I'm not sure how to end this post, except with that thought. Balance is a gift. And if 2007 brings me nothing more than balance I will be happy.


  1. I love you attitude! I think having a roadmap to follow is so wonderful. I think that is what I have always struggled with. In Roo's verbal behavior they follow the ABLLS, but I do think that the stages of RDI are more clear and real. Hmmm, I am still pondering the RDI I guess. Maybe we will head that way with Roo someday. But for now, like you I have been feeling pretty competent lately and have been looking at ever little accomplishment more and trying not to get too ahead of myself.
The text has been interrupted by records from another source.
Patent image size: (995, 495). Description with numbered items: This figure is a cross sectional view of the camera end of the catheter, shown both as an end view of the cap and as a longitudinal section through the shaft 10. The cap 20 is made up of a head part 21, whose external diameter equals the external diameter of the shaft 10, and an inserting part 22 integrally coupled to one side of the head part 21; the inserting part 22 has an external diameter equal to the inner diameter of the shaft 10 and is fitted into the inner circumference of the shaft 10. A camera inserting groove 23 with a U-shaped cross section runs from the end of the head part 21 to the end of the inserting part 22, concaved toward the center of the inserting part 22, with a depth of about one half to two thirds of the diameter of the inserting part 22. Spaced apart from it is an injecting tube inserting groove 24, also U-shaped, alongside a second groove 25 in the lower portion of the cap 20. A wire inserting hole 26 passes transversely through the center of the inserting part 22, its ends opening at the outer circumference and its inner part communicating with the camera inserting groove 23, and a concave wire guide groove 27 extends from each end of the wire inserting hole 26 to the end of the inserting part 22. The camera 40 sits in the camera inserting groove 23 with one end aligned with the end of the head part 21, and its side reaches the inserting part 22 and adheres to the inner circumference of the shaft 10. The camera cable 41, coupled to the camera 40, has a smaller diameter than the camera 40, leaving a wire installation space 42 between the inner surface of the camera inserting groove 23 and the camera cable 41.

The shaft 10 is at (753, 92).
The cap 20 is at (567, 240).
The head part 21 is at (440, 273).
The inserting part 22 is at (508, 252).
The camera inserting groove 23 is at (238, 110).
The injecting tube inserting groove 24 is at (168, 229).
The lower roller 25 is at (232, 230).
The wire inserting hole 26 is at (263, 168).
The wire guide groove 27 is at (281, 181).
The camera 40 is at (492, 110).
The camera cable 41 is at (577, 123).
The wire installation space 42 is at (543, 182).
I have been looking at how far Roo has come and not looking at how far he still needs to go.

    Yoga, now that is something I should be doing. A prenatal class of some sort. You may have just motivated me to look into it seriously.

  2. This week at work we were offered a free "chair massage". The woman first squeezed my neck and immediately said "have you been in a car accident?! Your neck is so stiff!" "I have 3 kids" I joked. (But she was not the jokey type.) My first thought was that I need to get back to yoga- haven't done it since I was pregnant with Thomas 3 years ago.

    Maybe my neck is stiff from being in crisis mode for so long? I have always regretted that Henry was diagnosed so late (age 5), but maybe that saved me from the early years of worry that you speak of here.

    Also- I want to take issue with a comment you made on Kyra's blog- "I'm not a great writer. I don't have anything all that profound to say." You are and you do. I love reading your blog!

    Here's to a great 2007 and I bet you and Oliver will have a conversation before the year is out!

  3. that is so WONDERFUL! how joyous and exciting! to be stretching OUT, in life, in yoga, in the family, out of your feelings of panic! yay! RDI is like magic. i really think so.

    oh, and i SO AGREE with gretchen about your comment on my blog. if i haven't yet said it, please add it to my long list of inadaquacies, including my inability to spell that word. i SO love your writing, your blog, and keeping up with ALL the MANY great things you have to say.